Chen Zhen’s “Precipitous Parturition”

The Guggenheim does a bit of a better job explaining the next major event that impacted these artists – the rapid economic development that took China from a poor country to the second largest economy in the world.  But again, the description of these events presupposes a knowledge of China.  The enormity of this transformation – in a night, entire neighborhoods were razed, with new buildings being built a week later; in the spans of 10 years, China’s urban population would grow from 26% to 50% of the total population – is not fully developed.  But that massive societal shift is never put in any type of measurable perspective which makes it difficult to truly understand what these artists were responding to.

Finally, Art & China only features avant-garde, conceptual art from 1989 through 2008.  Most of China’s famous artists from 1989 to 2008 who practiced in more staid mediums like oils or watercolors are not featured.  But many of the conceptual pieces that the Guggenheim chose to feature were some of the most important from the time period and heavily influenced not just artists in China but also abroad.

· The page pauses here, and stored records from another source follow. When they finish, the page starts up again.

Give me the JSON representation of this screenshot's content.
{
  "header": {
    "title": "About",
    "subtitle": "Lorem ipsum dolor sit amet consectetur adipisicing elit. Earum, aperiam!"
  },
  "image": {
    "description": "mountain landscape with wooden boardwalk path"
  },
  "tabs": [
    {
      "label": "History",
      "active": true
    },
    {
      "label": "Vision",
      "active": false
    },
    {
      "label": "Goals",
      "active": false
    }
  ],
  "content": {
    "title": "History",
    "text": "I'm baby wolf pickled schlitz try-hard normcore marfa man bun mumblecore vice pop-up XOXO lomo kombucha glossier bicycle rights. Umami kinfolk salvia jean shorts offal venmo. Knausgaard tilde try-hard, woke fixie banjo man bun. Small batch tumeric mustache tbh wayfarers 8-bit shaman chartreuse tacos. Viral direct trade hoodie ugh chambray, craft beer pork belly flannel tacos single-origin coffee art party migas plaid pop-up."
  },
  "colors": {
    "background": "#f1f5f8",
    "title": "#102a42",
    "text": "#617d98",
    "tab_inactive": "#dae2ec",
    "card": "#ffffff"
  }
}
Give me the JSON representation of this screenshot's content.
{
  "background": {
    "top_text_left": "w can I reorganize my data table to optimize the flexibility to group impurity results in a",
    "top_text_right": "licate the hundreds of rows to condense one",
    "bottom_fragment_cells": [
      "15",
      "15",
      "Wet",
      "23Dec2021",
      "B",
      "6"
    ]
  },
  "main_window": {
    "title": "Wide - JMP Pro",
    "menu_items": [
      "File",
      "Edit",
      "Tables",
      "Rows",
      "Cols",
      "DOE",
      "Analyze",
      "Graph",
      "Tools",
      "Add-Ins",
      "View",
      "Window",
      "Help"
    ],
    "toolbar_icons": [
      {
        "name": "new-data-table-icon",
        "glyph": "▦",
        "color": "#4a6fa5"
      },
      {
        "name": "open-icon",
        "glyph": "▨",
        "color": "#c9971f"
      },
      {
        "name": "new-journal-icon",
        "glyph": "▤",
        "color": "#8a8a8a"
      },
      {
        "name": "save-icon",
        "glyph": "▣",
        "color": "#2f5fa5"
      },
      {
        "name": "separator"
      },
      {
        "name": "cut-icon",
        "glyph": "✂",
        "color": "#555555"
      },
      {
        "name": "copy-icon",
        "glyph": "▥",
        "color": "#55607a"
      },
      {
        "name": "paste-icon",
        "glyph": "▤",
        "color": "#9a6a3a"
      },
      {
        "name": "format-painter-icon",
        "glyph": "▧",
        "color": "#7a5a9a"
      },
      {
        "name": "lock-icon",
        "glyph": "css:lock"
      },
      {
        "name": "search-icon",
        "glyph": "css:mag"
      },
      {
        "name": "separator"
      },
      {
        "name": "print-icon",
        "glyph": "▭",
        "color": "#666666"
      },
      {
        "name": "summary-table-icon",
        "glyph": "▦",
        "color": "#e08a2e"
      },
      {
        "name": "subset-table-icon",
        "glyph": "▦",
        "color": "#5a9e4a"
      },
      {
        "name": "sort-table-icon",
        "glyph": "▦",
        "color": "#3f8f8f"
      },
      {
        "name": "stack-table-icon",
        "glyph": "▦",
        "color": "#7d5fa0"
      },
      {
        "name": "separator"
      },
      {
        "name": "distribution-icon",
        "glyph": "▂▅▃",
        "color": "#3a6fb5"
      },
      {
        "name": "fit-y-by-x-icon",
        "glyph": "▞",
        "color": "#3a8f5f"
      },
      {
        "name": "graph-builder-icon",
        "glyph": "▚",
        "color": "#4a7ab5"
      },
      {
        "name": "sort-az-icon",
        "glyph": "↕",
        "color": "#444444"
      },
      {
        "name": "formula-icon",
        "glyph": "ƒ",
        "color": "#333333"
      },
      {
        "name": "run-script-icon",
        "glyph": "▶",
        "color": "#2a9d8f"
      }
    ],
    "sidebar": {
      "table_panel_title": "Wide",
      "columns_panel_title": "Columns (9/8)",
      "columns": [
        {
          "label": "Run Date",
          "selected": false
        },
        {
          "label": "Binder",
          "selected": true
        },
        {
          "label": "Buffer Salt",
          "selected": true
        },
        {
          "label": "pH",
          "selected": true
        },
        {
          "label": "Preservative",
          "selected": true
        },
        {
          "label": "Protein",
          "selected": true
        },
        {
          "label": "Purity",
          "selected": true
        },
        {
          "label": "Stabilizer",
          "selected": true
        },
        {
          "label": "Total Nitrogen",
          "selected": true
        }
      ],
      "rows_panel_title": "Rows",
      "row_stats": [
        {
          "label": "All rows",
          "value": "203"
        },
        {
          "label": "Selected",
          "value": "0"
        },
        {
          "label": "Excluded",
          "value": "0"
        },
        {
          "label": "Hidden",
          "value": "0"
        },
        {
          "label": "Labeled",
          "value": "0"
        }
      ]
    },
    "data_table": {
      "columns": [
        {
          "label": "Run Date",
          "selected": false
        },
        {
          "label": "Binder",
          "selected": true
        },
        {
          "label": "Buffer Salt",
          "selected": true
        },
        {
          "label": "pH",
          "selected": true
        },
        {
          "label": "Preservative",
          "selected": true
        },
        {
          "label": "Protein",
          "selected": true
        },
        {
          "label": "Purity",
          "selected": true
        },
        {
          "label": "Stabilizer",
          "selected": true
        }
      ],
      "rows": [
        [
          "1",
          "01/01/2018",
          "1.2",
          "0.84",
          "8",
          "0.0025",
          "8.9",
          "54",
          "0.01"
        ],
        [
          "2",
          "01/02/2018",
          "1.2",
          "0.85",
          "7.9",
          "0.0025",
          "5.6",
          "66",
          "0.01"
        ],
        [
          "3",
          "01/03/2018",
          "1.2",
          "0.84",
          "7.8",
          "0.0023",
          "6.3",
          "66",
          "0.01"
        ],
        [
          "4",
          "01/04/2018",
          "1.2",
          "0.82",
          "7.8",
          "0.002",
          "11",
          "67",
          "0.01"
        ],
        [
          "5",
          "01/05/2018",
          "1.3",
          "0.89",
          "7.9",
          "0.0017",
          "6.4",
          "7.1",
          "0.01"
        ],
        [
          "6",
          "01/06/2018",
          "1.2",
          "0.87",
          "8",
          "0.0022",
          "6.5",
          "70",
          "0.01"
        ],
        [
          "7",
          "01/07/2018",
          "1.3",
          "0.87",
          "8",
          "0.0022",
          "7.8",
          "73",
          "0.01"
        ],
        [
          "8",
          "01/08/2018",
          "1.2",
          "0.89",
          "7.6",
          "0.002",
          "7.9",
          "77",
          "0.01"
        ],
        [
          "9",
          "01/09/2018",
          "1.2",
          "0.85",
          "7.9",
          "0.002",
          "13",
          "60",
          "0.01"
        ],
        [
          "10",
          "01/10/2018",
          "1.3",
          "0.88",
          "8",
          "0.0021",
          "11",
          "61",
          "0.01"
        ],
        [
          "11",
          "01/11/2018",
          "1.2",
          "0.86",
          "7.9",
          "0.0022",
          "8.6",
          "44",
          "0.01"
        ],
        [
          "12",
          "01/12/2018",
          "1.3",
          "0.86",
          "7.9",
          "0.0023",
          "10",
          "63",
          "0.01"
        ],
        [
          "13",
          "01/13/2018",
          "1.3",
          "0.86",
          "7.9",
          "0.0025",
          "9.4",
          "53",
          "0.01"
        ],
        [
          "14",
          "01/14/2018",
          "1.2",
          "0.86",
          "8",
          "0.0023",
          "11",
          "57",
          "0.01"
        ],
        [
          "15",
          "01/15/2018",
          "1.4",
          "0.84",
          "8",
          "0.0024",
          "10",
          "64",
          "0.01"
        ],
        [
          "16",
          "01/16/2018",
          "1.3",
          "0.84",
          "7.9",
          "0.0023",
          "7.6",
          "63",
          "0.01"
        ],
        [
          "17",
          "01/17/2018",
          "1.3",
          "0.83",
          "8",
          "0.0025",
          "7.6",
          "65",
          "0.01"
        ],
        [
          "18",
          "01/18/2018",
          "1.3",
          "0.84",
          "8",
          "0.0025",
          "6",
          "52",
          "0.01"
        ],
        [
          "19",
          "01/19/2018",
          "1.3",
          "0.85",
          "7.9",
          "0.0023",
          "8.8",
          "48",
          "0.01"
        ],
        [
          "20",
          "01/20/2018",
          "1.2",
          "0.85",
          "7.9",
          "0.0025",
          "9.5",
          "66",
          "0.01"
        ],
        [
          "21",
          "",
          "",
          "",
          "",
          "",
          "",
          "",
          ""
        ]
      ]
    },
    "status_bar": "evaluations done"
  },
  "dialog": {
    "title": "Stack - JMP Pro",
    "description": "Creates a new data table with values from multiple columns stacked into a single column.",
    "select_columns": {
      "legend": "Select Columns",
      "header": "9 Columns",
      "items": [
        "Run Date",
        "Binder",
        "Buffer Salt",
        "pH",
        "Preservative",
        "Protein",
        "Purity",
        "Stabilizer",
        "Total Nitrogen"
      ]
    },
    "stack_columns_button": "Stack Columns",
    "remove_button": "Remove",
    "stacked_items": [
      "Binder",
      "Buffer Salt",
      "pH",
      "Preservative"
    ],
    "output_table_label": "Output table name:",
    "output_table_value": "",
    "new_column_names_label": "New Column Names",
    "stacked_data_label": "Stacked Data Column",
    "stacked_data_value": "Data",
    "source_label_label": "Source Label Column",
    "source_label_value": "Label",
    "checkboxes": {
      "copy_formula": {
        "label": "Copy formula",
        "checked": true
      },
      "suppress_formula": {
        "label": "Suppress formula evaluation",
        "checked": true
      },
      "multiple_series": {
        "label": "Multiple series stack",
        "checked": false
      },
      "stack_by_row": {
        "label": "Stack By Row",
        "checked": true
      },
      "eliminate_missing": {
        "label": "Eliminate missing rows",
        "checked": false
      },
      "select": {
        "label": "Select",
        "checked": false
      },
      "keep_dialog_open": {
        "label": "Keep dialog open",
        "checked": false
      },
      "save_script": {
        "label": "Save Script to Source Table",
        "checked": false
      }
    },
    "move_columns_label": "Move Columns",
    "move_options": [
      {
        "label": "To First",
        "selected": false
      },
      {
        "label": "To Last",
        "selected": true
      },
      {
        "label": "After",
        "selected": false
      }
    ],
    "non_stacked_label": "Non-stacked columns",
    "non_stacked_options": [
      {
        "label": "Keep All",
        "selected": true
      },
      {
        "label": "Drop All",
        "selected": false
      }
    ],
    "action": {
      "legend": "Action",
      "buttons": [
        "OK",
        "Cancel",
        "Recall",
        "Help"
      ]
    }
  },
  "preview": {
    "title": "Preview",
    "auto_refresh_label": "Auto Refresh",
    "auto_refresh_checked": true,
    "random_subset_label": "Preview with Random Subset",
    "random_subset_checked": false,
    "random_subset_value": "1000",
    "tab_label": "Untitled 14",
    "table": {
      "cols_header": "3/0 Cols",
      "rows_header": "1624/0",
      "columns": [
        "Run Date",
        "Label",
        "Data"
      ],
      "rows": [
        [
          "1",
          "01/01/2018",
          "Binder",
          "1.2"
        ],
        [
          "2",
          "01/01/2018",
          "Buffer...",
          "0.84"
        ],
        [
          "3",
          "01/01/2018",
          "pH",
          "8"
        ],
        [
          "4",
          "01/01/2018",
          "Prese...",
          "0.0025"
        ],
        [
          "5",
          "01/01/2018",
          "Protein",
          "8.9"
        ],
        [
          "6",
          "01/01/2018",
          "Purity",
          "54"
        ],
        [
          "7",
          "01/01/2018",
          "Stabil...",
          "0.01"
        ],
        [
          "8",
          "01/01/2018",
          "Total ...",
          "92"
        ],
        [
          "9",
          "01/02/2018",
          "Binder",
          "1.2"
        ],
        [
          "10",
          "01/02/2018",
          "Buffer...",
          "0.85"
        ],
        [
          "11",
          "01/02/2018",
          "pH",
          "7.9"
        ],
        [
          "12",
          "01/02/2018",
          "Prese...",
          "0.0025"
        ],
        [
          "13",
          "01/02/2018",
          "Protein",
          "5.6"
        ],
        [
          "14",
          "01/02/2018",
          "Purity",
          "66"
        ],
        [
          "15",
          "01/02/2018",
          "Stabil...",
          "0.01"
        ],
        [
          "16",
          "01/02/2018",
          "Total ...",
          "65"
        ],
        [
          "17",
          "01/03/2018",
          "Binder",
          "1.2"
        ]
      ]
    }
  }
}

Yang Jiechang’s Lifelines I, one of the few pieces where there is a little more description about the Tiananmen massacre.

Art & China is in its final week, closing on Sunday, January 7. But given the whitewashing of the Tiananmen Square protests and massacre, an average visitor likely will not fully comprehend the depth of what these artists were doing in the early 1990s.  It is true that many Western observers seek to view Chinese art through a political perspective and that has, rightfully so, frustrated many of China’s newest artists. But for the artists of the early 1990s, their art was a reaction to the Tiananmen massacre.  So it is essential to explain their work through that lens.  That fact that the Guggenheim chose not to raises the question as to why.  What audience were the curators seeking to serve with their show?  Certainly not the visitors, who are left with looking at political art and understanding a movement without any perspective; and certainly not the artists from the early 1990s whose work was completely altered by Tiananmen.  It is unfortunate that the Guggenheim – in a show that starts with 1989 – chose not to fully explain or address Tiananmen.  it does a disservice to the featured Chinese artists and their impressive work.

Rating: ★★½☆☆

Art & China After 1989: Theater of the World
Through January 7, 2018
Guggenheim
1071 Fifth Avenue
New York, NY 10128
Sundays through Wednesdays & Fridays: 10 AM – 5:45 PM
Closed Thursdays
Saturdays, Pay What You Want After 5:45 PM
Otherwise $25 adult; $18 students and seniors; children below 12 free
Skip the line and purchase online: https://tickets.guggenheim.org/Info.aspx?EventID=3

One Response to “Just for Fun – Art Review – The Guggenheim’s Art & China After 1989”

  1. Amala says:

    Dear Elizabeth,

    Thank you for this review. I am not surprised. The Guggenheim, like so many cultural institutions, is in the thrall of big donors. Who knows how many of these are the newly rich oligarchs of mainland China or the state itself? Follow the money.